Near the mouth of the
Ocamo, travellers are shown a rock, which is the wonder of the
country. It is a granite passing into gneiss, and remarkable for the
peculiar distribution of the black mica, which forms little ramified
veins. The Spaniards call this rock Piedra Mapaya (the map-stone). The
little fragment which I procured indicated a stratified rock, rich in
white feldspar, and containing, together with spangles of mica,
grouped in streaks, and variously twisted, some crystals of
hornblende. It is not a syenite, but probably a granite of new
formation, analogous to those to which the stanniferous granites
(hyalomictes) and the pegmatites, or graphic granites, belong.
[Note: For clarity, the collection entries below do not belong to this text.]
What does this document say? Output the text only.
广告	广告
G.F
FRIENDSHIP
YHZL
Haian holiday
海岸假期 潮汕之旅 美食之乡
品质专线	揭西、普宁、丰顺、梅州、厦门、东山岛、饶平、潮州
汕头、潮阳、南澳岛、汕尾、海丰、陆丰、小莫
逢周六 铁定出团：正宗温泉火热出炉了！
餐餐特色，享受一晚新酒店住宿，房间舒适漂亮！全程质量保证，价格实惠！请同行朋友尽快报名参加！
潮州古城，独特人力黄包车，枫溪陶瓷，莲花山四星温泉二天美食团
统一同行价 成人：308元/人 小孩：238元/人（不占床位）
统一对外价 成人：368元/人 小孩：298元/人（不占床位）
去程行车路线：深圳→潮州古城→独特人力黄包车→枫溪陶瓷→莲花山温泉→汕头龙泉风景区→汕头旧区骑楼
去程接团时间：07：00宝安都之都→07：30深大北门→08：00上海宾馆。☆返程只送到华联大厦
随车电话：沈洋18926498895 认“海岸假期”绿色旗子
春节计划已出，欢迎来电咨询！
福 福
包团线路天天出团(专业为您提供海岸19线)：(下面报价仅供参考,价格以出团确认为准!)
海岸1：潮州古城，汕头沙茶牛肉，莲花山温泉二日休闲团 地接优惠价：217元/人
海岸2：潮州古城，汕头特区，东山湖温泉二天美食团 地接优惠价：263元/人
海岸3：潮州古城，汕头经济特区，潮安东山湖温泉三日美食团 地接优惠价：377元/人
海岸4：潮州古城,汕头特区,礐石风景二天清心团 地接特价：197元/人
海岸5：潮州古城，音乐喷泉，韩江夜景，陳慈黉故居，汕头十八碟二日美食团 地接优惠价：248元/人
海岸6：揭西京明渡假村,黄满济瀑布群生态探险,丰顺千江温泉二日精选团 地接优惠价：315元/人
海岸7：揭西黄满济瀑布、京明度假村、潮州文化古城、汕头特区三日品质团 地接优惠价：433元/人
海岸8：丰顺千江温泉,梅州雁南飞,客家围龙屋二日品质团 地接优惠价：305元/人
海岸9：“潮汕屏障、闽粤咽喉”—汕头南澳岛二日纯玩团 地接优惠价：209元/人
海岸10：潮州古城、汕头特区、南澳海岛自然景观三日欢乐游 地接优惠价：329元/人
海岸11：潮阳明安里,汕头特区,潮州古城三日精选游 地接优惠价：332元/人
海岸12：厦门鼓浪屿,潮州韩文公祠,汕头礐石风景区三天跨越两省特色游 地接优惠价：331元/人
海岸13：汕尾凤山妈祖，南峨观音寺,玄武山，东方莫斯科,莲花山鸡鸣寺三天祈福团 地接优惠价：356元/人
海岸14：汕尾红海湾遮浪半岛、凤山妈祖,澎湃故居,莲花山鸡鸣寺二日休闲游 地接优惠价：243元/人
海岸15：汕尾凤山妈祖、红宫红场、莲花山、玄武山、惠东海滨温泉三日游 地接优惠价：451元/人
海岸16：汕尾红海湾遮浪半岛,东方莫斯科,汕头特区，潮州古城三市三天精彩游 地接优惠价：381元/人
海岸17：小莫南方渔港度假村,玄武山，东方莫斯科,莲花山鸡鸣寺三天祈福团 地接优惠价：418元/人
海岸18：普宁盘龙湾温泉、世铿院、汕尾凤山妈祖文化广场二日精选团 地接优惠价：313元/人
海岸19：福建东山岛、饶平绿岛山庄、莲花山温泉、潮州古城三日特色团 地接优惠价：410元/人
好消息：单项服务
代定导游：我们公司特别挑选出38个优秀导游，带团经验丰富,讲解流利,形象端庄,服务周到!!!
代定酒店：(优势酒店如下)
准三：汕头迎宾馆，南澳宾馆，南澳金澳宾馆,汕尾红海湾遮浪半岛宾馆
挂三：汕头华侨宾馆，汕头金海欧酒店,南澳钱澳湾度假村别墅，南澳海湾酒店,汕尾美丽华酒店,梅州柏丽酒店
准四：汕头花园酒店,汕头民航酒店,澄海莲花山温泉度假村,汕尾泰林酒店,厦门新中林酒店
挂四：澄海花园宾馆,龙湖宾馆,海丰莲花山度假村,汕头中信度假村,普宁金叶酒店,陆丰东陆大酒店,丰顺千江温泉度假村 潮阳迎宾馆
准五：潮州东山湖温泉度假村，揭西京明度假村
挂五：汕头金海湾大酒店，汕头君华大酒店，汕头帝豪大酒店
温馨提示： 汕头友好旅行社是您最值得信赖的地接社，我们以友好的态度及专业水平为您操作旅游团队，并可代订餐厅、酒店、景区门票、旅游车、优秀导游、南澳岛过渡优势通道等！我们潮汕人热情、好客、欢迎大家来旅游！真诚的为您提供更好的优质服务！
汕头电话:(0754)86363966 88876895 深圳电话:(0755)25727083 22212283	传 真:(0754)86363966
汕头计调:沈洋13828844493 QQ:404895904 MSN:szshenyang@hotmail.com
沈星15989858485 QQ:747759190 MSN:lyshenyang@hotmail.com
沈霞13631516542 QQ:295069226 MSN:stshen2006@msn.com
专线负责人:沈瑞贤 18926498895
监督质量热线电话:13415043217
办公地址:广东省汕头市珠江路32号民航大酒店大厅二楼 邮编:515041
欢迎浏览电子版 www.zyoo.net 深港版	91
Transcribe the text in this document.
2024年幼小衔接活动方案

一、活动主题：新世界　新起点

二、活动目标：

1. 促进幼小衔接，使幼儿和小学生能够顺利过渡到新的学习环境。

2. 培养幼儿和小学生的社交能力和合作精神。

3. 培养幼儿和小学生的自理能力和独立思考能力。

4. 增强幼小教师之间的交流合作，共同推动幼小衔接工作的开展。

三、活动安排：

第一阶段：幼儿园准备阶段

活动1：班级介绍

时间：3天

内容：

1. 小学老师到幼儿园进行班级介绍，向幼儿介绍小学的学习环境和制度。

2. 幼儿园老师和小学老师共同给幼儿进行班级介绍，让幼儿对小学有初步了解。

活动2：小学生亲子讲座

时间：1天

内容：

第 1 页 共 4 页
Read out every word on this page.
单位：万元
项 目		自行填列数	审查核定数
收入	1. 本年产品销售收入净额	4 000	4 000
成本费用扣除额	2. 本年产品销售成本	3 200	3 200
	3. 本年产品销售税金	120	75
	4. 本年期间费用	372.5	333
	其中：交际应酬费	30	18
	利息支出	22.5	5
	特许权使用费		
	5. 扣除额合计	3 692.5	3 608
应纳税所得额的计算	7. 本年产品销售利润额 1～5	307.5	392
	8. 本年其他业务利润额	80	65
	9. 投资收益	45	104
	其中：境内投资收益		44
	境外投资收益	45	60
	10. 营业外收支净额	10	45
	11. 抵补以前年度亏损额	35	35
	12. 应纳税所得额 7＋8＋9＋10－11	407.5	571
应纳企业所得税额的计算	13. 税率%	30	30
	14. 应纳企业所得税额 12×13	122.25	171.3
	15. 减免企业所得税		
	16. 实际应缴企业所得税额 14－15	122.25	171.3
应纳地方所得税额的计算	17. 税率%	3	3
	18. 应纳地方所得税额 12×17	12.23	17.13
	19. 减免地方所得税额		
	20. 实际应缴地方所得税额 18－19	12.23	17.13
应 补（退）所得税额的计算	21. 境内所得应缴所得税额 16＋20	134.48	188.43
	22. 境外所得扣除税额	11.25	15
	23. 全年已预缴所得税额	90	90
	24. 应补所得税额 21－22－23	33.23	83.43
Beyond the confluence of the Macava, the Orinoco suddenly diminishes
in breadth and depth, becoming extremely sinuous, like an Alpine
torrent. Its banks are surrounded by mountains, and the number of its
tributary streams on the south augments considerably, yet the
Cordillera on the north remains the most elevated. It requires two
days to go from the mouth of the Macava, to the Rio Gehette, the
navigation being very difficult, and the boats, on account of the want
of water, being often dragged along the shore. The tributary streams
along this distance are, on the south, the Daracapo and the Amaguaca;
which skirt on the west and east the mountains of Guanaya and
Yumariquin, where the bertholletias are gathered.